Литмир - Электронная Библиотека
A
A

- Расскажите мне о той комнате, - попросил Ганнибал вслух, перестав поглаживать его пальцы, - какие воспоминания она вызывает у вас?

- Там точно так же окно выходило на восток, - задумчиво проговорил Уилл, глядя вперед перед собой, - и так же стояла кровать. И стол. Но, конечно, там было не настолько красиво и роскошно, как у вас дома.

- Но вы все равно почувствовали себя в знакомой обстановке.

- Да, - Уилл погладил лицо ладонями, - обычно я прятался под стол, этот угол был темным, и никто не мог войти и сразу обнаружить меня, увидеть, чем я занимаюсь.

- И чем же вы занимались под столом? – поинтересовался Ганнибал, представив себе юного Уилла, сунувшего руку в штаны.

- Думал. Периодически плакал, когда меня никто не видел.

- Вас в детстве отучали показывать слезы?

- А вас нет? – Уилл взглянул на него искоса, изучая его лицо, - вы всегда бесстрастны, доктор. Это говорит о вашем хорошем самоконтроле.

И об узком спектре испытываемых эмоций, мысленно добавил Ганнибал. Но, конечно же, Уилл как и большинство людей, судил по себе.

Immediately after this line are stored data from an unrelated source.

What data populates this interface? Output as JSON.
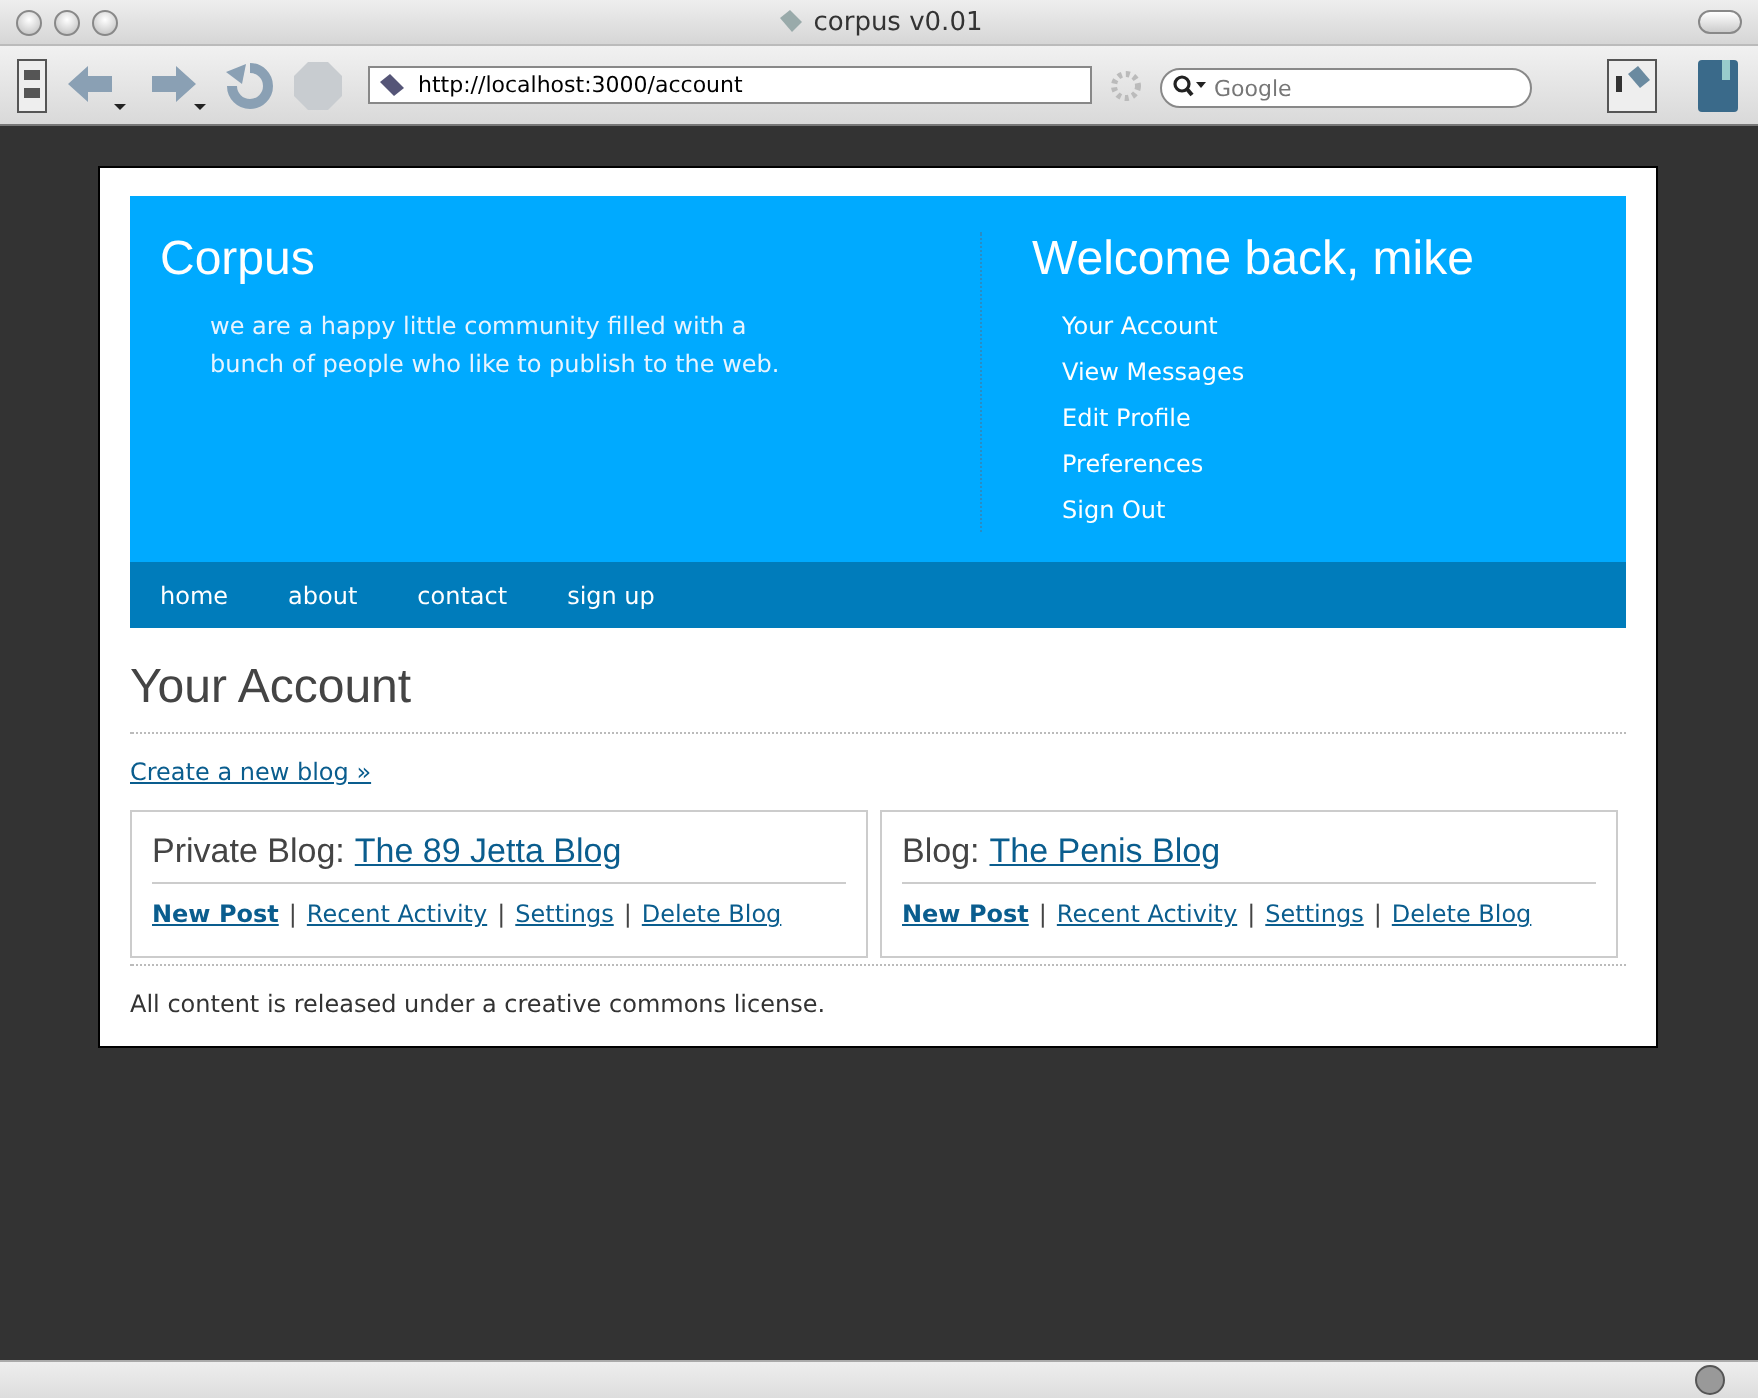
{
  "window": {
    "title": "corpus v0.01"
  },
  "toolbar": {
    "url": "http://localhost:3000/account",
    "search": {
      "placeholder": "Google"
    }
  },
  "header": {
    "site_title": "Corpus",
    "tagline": "we are a happy little community filled with a bunch of people who like to publish to the web.",
    "welcome": "Welcome back, mike",
    "user_links": [
      "Your Account",
      "View Messages",
      "Edit Profile",
      "Preferences",
      "Sign Out"
    ]
  },
  "nav": [
    "home",
    "about",
    "contact",
    "sign up"
  ],
  "page": {
    "heading": "Your Account",
    "create_link": "Create a new blog »",
    "blogs": [
      {
        "label": "Private Blog:",
        "name": "The 89 Jetta Blog",
        "actions": [
          {
            "label": "New Post",
            "bold": true
          },
          {
            "label": "Recent Activity",
            "bold": false
          },
          {
            "label": "Settings",
            "bold": false
          },
          {
            "label": "Delete Blog",
            "bold": false
          }
        ]
      },
      {
        "label": "Blog:",
        "name": "The Penis Blog",
        "actions": [
          {
            "label": "New Post",
            "bold": true
          },
          {
            "label": "Recent Activity",
            "bold": false
          },
          {
            "label": "Settings",
            "bold": false
          },
          {
            "label": "Delete Blog",
            "bold": false
          }
        ]
      }
    ],
    "separator": "|",
    "footer": "All content is released under a creative commons license."
  }
}
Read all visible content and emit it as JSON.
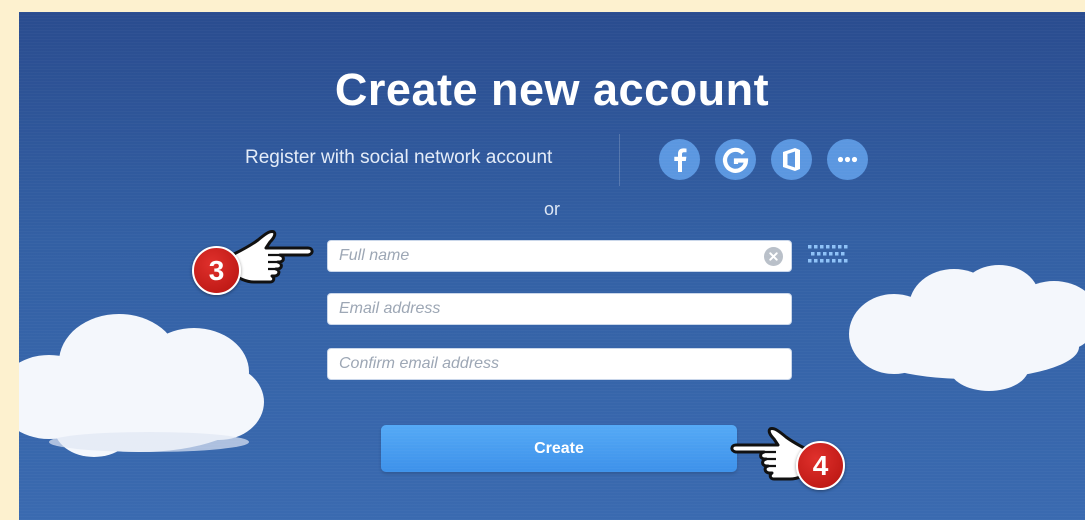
{
  "title": "Create new account",
  "social": {
    "prompt": "Register with social network account",
    "providers": [
      "facebook-icon",
      "google-icon",
      "office-icon",
      "more-icon"
    ]
  },
  "separator": "or",
  "form": {
    "full_name": {
      "placeholder": "Full name",
      "value": ""
    },
    "email": {
      "placeholder": "Email address",
      "value": ""
    },
    "confirm_email": {
      "placeholder": "Confirm email address",
      "value": ""
    },
    "create_label": "Create"
  },
  "annotations": {
    "step_3": "3",
    "step_4": "4"
  },
  "colors": {
    "panel": "#3360a4",
    "background": "#fdf1cf",
    "button": "#4a9ef0",
    "social": "#5b97e0",
    "badge": "#c91c18"
  }
}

Ему проще было представить Ганнибала тонко чувствующей, ранимой личностью с превосходным контролем, чем нечутким, равнодушным питоном.

- Нас явно воспитывали по-разному, - задумчиво проговорил Ганнибал, погладил Уилла по плечу, приобнял его и заглянул ему в глаза, - ваши родители так не делали?

- Отец уж точно никогда, - хмыкнул Уилл, слегка смутившись, и опустил взгляд, - обниматься - это не по-мужски. Плакать – тем более. С тех пор, как умерла мать, я стал совсем взрослым.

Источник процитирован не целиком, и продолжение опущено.